All organized labor singled out Richberg for vituperation. Even William Green with unwonted pugnacity declared: "The sooner Richberg resigns the better. . . . So far as Labor is concerned he will always be under fire."

Richberg's Rescue. When Hugh Johnson was his whipping boy, Franklin Roosevelt let him fight their public brawls unassisted. But after his right-hand-man had been publicly abused for nearly a week, the President came to Donald Richberg's rescue. This he did last week by making public two letters.

One was to Counsel Charlton Ogburn of A. F. of L., who had previously complained about the automotive elections. "The result of these elections," was President Roosevelt's sharp reply, "must be to provide for the first time conclusive evidence of how and by whom the employes desire to be represented."

The President also took occasion to make public his reply to a resolution passed at the San Francisco convention last October urging him to dismiss NIRB Chairman S. Clay Williams for anti-labor acts supposedly committed when he was president of R. J. Reynolds Tobacco Co. "Dear Bill," the President patiently began in his answer to Mr.
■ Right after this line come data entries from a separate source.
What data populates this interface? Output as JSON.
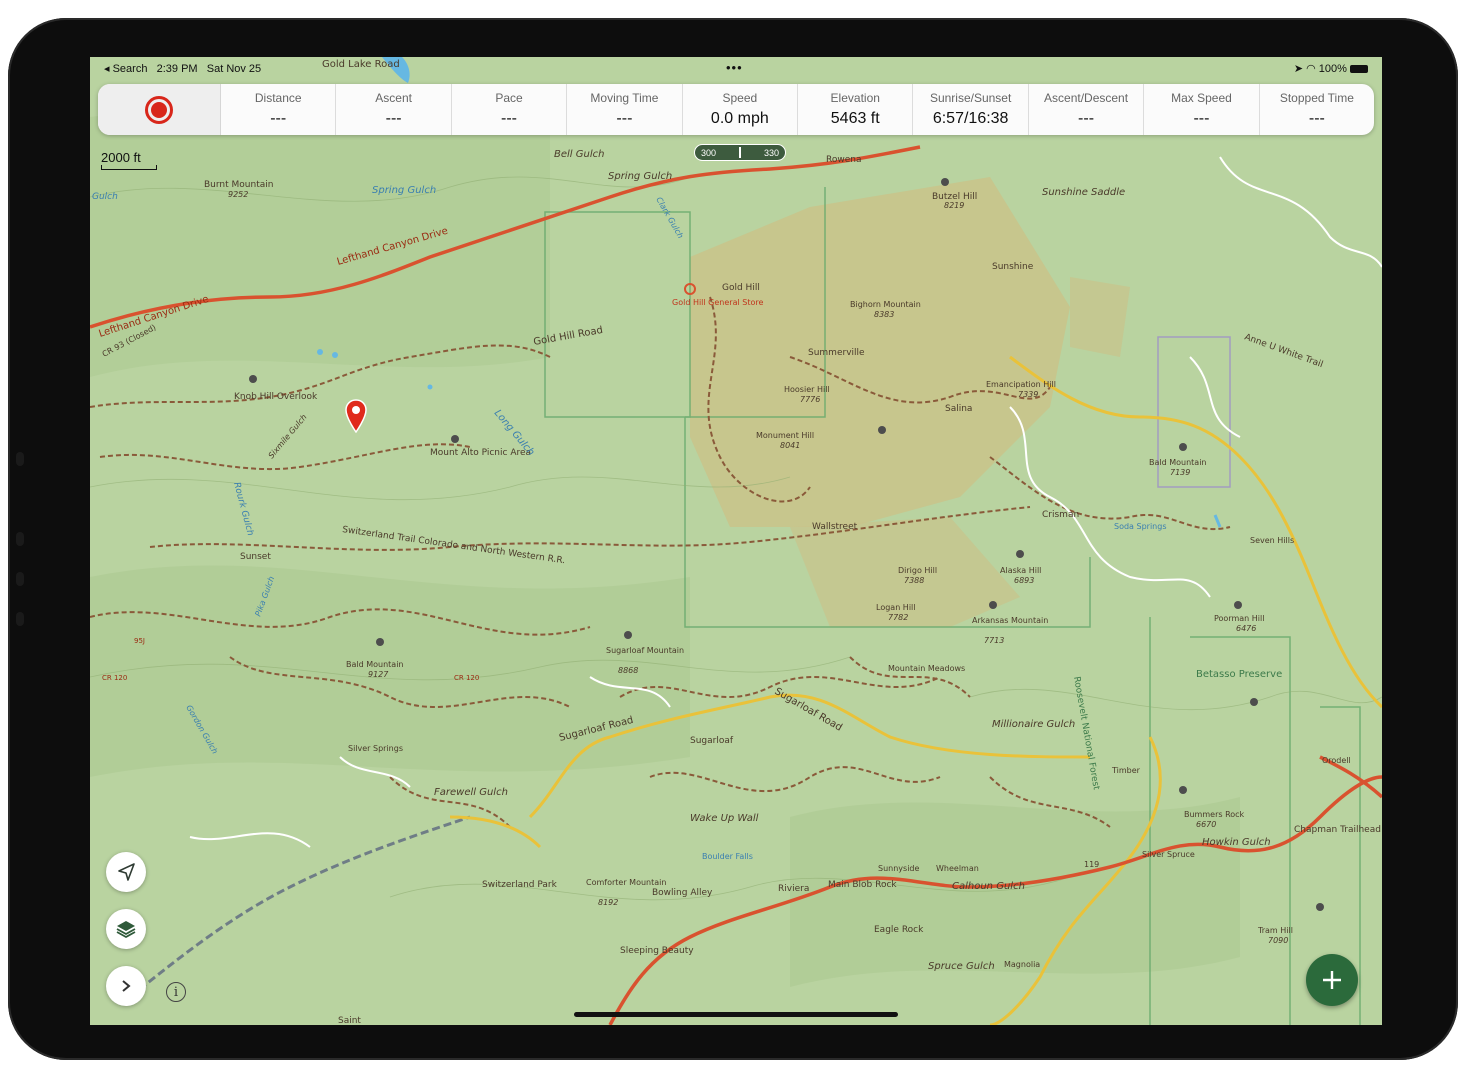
{
  "status_bar": {
    "back_app": "◂ Search",
    "time": "2:39 PM",
    "date": "Sat Nov 25",
    "battery": "100%"
  },
  "stats": [
    {
      "label": "Distance",
      "value": "---"
    },
    {
      "label": "Ascent",
      "value": "---"
    },
    {
      "label": "Pace",
      "value": "---"
    },
    {
      "label": "Moving Time",
      "value": "---"
    },
    {
      "label": "Speed",
      "value": "0.0 mph"
    },
    {
      "label": "Elevation",
      "value": "5463 ft"
    },
    {
      "label": "Sunrise/Sunset",
      "value": "6:57/16:38"
    },
    {
      "label": "Ascent/Descent",
      "value": "---"
    },
    {
      "label": "Max Speed",
      "value": "---"
    },
    {
      "label": "Stopped Time",
      "value": "---"
    }
  ],
  "scale": "2000 ft",
  "zoom": {
    "left": "300",
    "right": "330"
  },
  "colors": {
    "record": "#d8261a",
    "fab": "#2b6a3b",
    "land": "#b9d3a0",
    "public_land": "#c9c38a",
    "road_major": "#d9522f",
    "road_yellow": "#e9c23a",
    "trail": "#8a5a3a"
  },
  "map_labels": {
    "gold_lake_road": "Gold Lake Road",
    "bell_gulch": "Bell Gulch",
    "spring_gulch": "Spring Gulch",
    "spring_gulch2": "Spring Gulch",
    "burnt_mountain": "Burnt Mountain",
    "burnt_mountain_elev": "9252",
    "lefthand_canyon_drive": "Lefthand Canyon Drive",
    "lefthand_canyon_drive2": "Lefthand Canyon Drive",
    "rowena": "Rowena",
    "butzel_hill": "Butzel Hill",
    "butzel_hill_elev": "8219",
    "sunshine_saddle": "Sunshine Saddle",
    "sunshine": "Sunshine",
    "gold_hill": "Gold Hill",
    "gold_hill_store": "Gold Hill General Store",
    "gold_hill_road": "Gold Hill Road",
    "bighorn_mountain": "Bighorn Mountain",
    "bighorn_mountain_elev": "8383",
    "summerville": "Summerville",
    "hoosier_hill": "Hoosier Hill",
    "hoosier_hill_elev": "7776",
    "monument_hill": "Monument Hill",
    "monument_hill_elev": "8041",
    "emancipation_hill": "Emancipation Hill",
    "emancipation_hill_elev": "7339",
    "salina": "Salina",
    "anne_white_trail": "Anne U White Trail",
    "bald_mountain_e": "Bald Mountain",
    "bald_mountain_e_elev": "7139",
    "knob_hill_overlook": "Knob Hill Overlook",
    "cr93": "CR 93 (Closed)",
    "mount_alto": "Mount Alto Picnic Area",
    "long_gulch": "Long Gulch",
    "switzerland_trail": "Switzerland Trail Colorado and North Western R.R.",
    "sunset": "Sunset",
    "wallstreet": "Wallstreet",
    "crisman": "Crisman",
    "soda_springs": "Soda Springs",
    "seven_hills": "Seven Hills",
    "alaska_hill": "Alaska Hill",
    "alaska_hill_elev": "6893",
    "dirigo_hill": "Dirigo Hill",
    "dirigo_hill_elev": "7388",
    "logan_hill": "Logan Hill",
    "logan_hill_elev": "7782",
    "arkansas_mountain": "Arkansas Mountain",
    "arkansas_mountain_elev": "7713",
    "poorman_hill": "Poorman Hill",
    "poorman_hill_elev": "6476",
    "betasso_preserve": "Betasso Preserve",
    "bald_mountain_w": "Bald Mountain",
    "bald_mountain_w_elev": "9127",
    "sugarloaf_mountain": "Sugarloaf Mountain",
    "sugarloaf_mountain_elev": "8868",
    "mountain_meadows": "Mountain Meadows",
    "sugarloaf_road": "Sugarloaf Road",
    "sugarloaf_road2": "Sugarloaf Road",
    "sugarloaf": "Sugarloaf",
    "millionaire_gulch": "Millionaire Gulch",
    "roosevelt_forest": "Roosevelt National Forest",
    "silver_springs": "Silver Springs",
    "farewell_gulch": "Farewell Gulch",
    "wake_up_wall": "Wake Up Wall",
    "boulder_falls": "Boulder Falls",
    "switzerland_park": "Switzerland Park",
    "comforter_mountain": "Comforter Mountain",
    "comforter_mountain_elev": "8192",
    "bowling_alley": "Bowling Alley",
    "riviera": "Riviera",
    "main_blob_rock": "Main Blob Rock",
    "sunnyside": "Sunnyside",
    "wheelman": "Wheelman",
    "calhoun_gulch": "Calhoun Gulch",
    "eagle_rock": "Eagle Rock",
    "sleeping_beauty": "Sleeping Beauty",
    "spruce_gulch": "Spruce Gulch",
    "magnolia": "Magnolia",
    "bummers_rock": "Bummers Rock",
    "bummers_rock_elev": "6670",
    "howkin_gulch": "Howkin Gulch",
    "chapman_trailhead": "Chapman Trailhead",
    "silver_spruce": "Silver Spruce",
    "tram_hill": "Tram Hill",
    "tram_hill_elev": "7090",
    "orodell": "Orodell",
    "road_119": "119",
    "cr120_a": "CR 120",
    "cr120_b": "CR 120",
    "road_95": "95J",
    "saint": "Saint",
    "rourk_gulch": "Rourk Gulch",
    "pika_gulch": "Pika Gulch",
    "gordon_gulch": "Gordon Gulch",
    "sixmile_gulch": "Sixmile Gulch",
    "gulch_w": "Gulch",
    "timber": "Timber",
    "clark_gulch": "Clark Gulch"
  },
  "controls": {
    "locate": "locate-arrow-icon",
    "layers": "layers-icon",
    "expand": "chevron-right-icon",
    "info": "i",
    "add": "+"
  }
}
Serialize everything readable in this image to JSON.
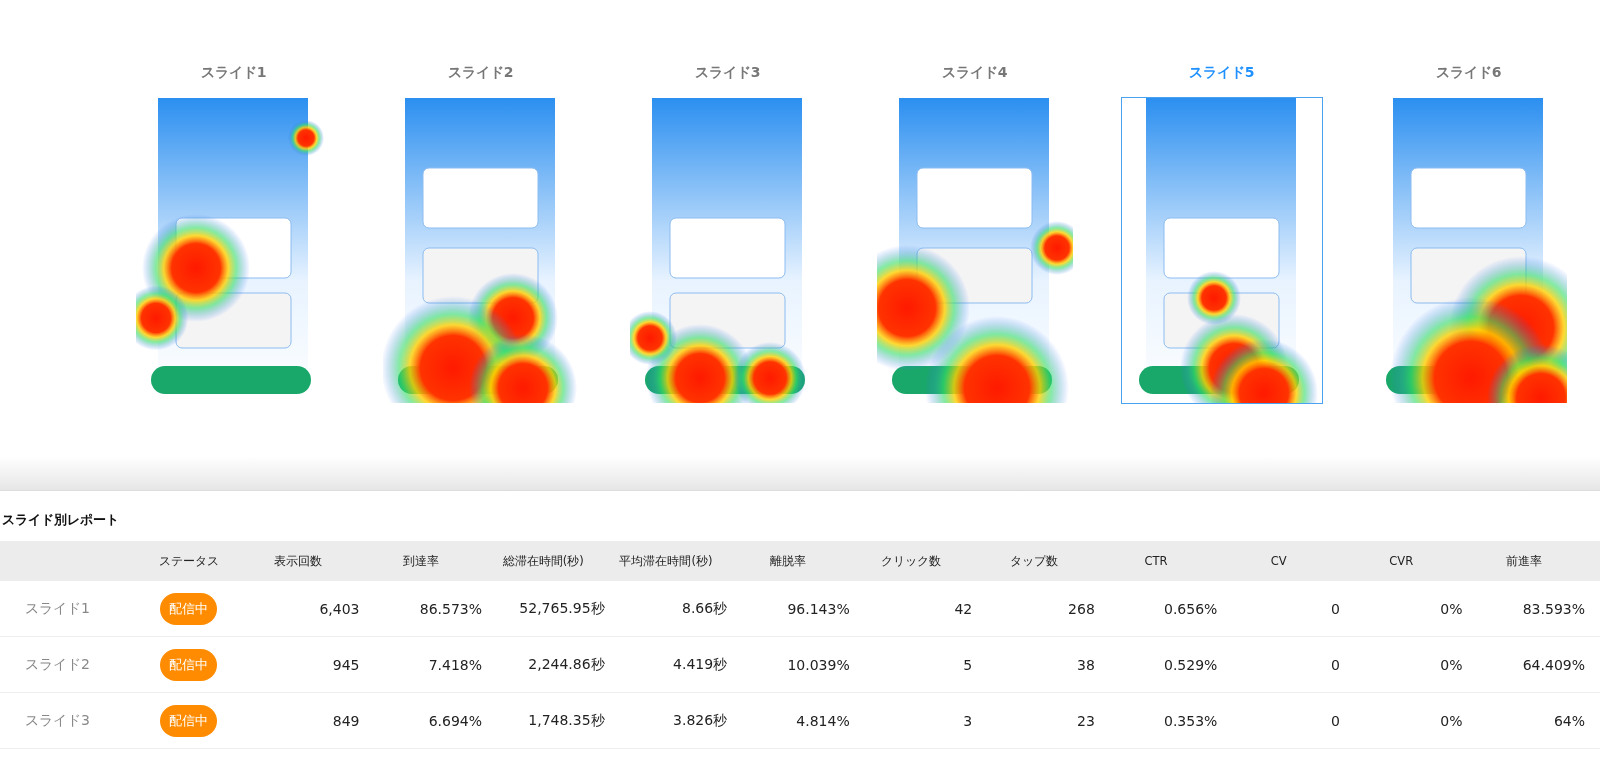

Green, "I think it is perhaps best that I should not reply officially to the resolution. . . . There is no need for any controversy over the resolution or in regard to a number of inaccuracies of fact and conclusion in the resolution. As you know, I appointed Clay Williams after real consideration of all the public and private interests affected . . . . Since his appointment he has rendered a devoted, impartial service which has fully justified his selection. I think that as time goes on the Federation will agree with me on all of this."

It was this letter that served as the "cease firing" signal to the fortnight's affray. Obviously the President could not afford to fall out irrevocably with organized labor. Obviously organized labor neither dared nor desired to affront the man in the White House. So pious "Bill" Green summoned the reporters, told them: "Roosevelt is our hope and our strength. We want to go over to the White House and discuss all Labor problems and show our faith in him."

Few days later "Bill" Green & friends trooped into the White House for a heart-to-heart. "Permit me to say," announced President Roosevelt when it was over, "that we are seeking to promote peace, co-operation and understanding."

-*Their Code renewed, motormakers turned in a production figure for January 1935 of 306,000 cars and trucks--87% above the same month last year and a January figure surpassed only twice (1926, 1929) in history.

/-John Lewis' animosity toward Donald Richberg goes back to the bitter personal situation of last September when Richberg supplanted Hugh Samuel Johnson in NRA. In his windy memoirs, currently running in the Saturday Evening Post, Johnson reveals that Lewis, one of his few great friends in Labor, at that time wired him from a sickbed: IF I HAD BEEN THERE THIS WOULD NEVER HAVE HAPPENED. Thus Laborite Lewis now finds himself personally allied with Johnson, driven out of NRA largely by Labor's fire, and leagued against Richberg, the man Labor originally helped boost into NRA.